Tabula Rasa in Köln
Aus für Richard Siegal und sein Ballett of Difference
Koproduktion „Nachttarif“ zwischen Mira Rosa Plikat & Collaborators und studiobühneköln in der Tanzfaktur Köln
Wartesituation an einer Bushaltestelle: Eine Person sitzt auf den Rücken von zwei knieenden Personen. Die Konstruktion bildet sowohl das Anfangs- als auch das Schlussbild der Choreografie. Die Empfindung von Zeitlichkeit verschwimmt. Hat sich zwischenzeitlich etwas Reales ereignet oder ist alles nur Illusion? Der einst reine, weiße Tanzboden ähnelt mittlerweile einem Schlachtfeld. Im Raum verteilte Kostümteile werden zur Erinnerungsstütze. Das Erlöschen der Neonröhren bringt Licht ins Dunkle. Filmrissartig poppen vereinzelte Momente des Abends auf.

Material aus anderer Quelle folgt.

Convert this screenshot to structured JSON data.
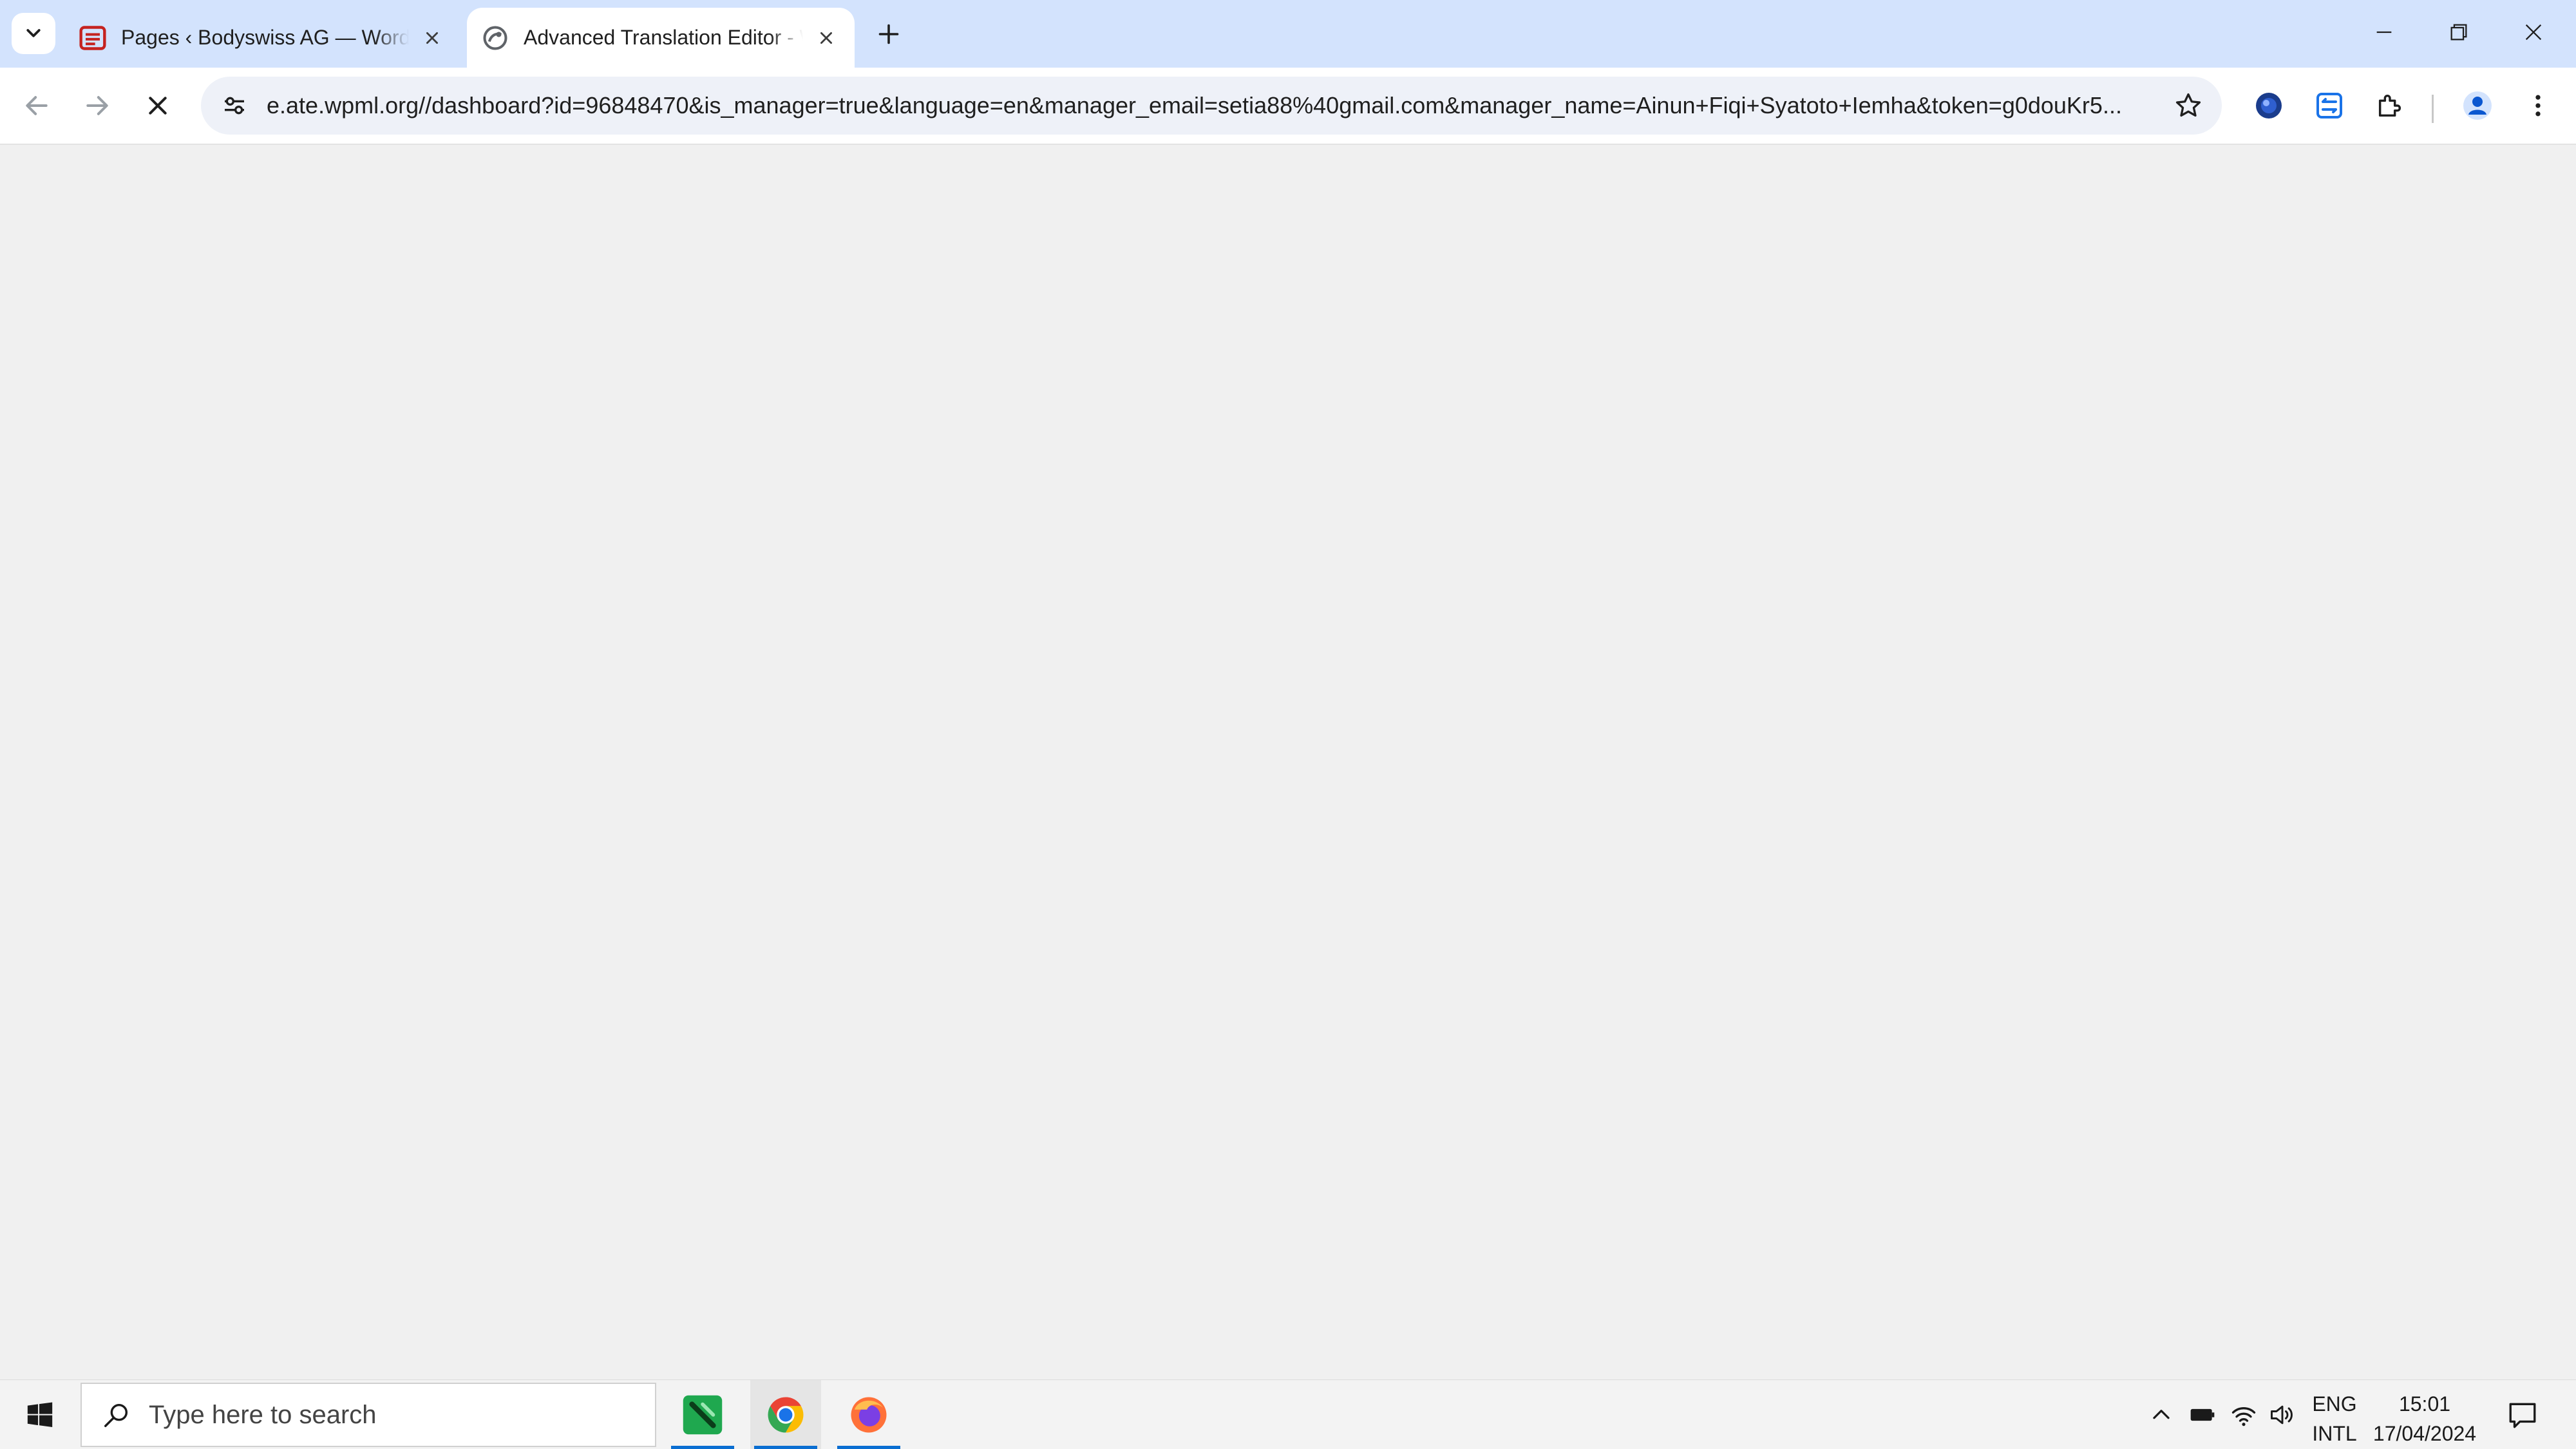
{
  "browser": {
    "tabs": [
      {
        "title": "Pages ‹ Bodyswiss AG — WordPress",
        "favicon": "wordpress-admin-icon",
        "active": false
      },
      {
        "title": "Advanced Translation Editor - WPML",
        "favicon": "wpml-icon",
        "active": true
      }
    ],
    "address_bar": {
      "url": "e.ate.wpml.org//dashboard?id=96848470&is_manager=true&language=en&manager_email=setia88%40gmail.com&manager_name=Ainun+Fiqi+Syatoto+Iemha&token=g0douKr5..."
    },
    "loading": true
  },
  "taskbar": {
    "search_placeholder": "Type here to search",
    "apps": [
      "green-app-icon",
      "chrome-icon",
      "firefox-icon"
    ],
    "language": {
      "line1": "ENG",
      "line2": "INTL"
    },
    "clock": {
      "time": "15:01",
      "date": "17/04/2024"
    }
  },
  "colors": {
    "tabstrip_bg": "#d3e3fd",
    "content_bg": "#f0f0f0",
    "taskbar_bg": "#f3f3f3",
    "accent_underline": "#0a6ed1"
  }
}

Mit der Teilnahme am Nachwuchsfestival „fünfzehnminuten“ der studiobühne Köln gründete sich die Konstellation aus der Choreografin und Tänzerin Mira Rosa Plikat und den beiden Tänzern Ken Konishi und Kilian Löderbusch. Umgehend folgte die Kooperationsanfrage für die aktuelle Produktion im Auftrag von „westoff 2022 – Theater Netzwerk Rheinland“. Bereits bei ihrem viertelstündigen Tryout lag das Interesse darauf die Nacht als Schwellenzustand zu untersuchen. „Nachttarif“ verwirrt humorvoll die Sinneswahrnehmungen, vermischt spielerisch die Grenzen von Realität und Traum.
Das grelle Neonlicht verzerrt jegliche Konturen. Zunehmend verblassen die Silhouetten der drei Personen und formen sich irgendwo zwischen Einsamkeit und Gemeinschaft zu einem undurchsichtigen Dreiergespann. Die wandelnde Intensität der Leuchtröhren rückt die Beziehung stetig in ein neues Licht. Starre Körper, deren kleinste Bewegung ein großes Misstrauen bei den jeweils anderen auslöst. Ihre Verbindung wirkt wie Elektroden unter Spannung, welche sich jederzeit – mit ungewissen Konsequenzen – entladen könnten. Stockende Kennenlern-Abfolgen aus Aktion und Reaktion ergießen sich in einer zeitweise gemeinsamen Rhythmik des Vertrauens; die starren Körper werden weich. Aus flüchtigen Begegnungen bilden sich unterschiedliche dynamische Konstellationen, bis zwei Körper in einer innigen Umarmung verschmelzen und die ausgeschlossene Person versucht, in die Symbiose einzutauchen.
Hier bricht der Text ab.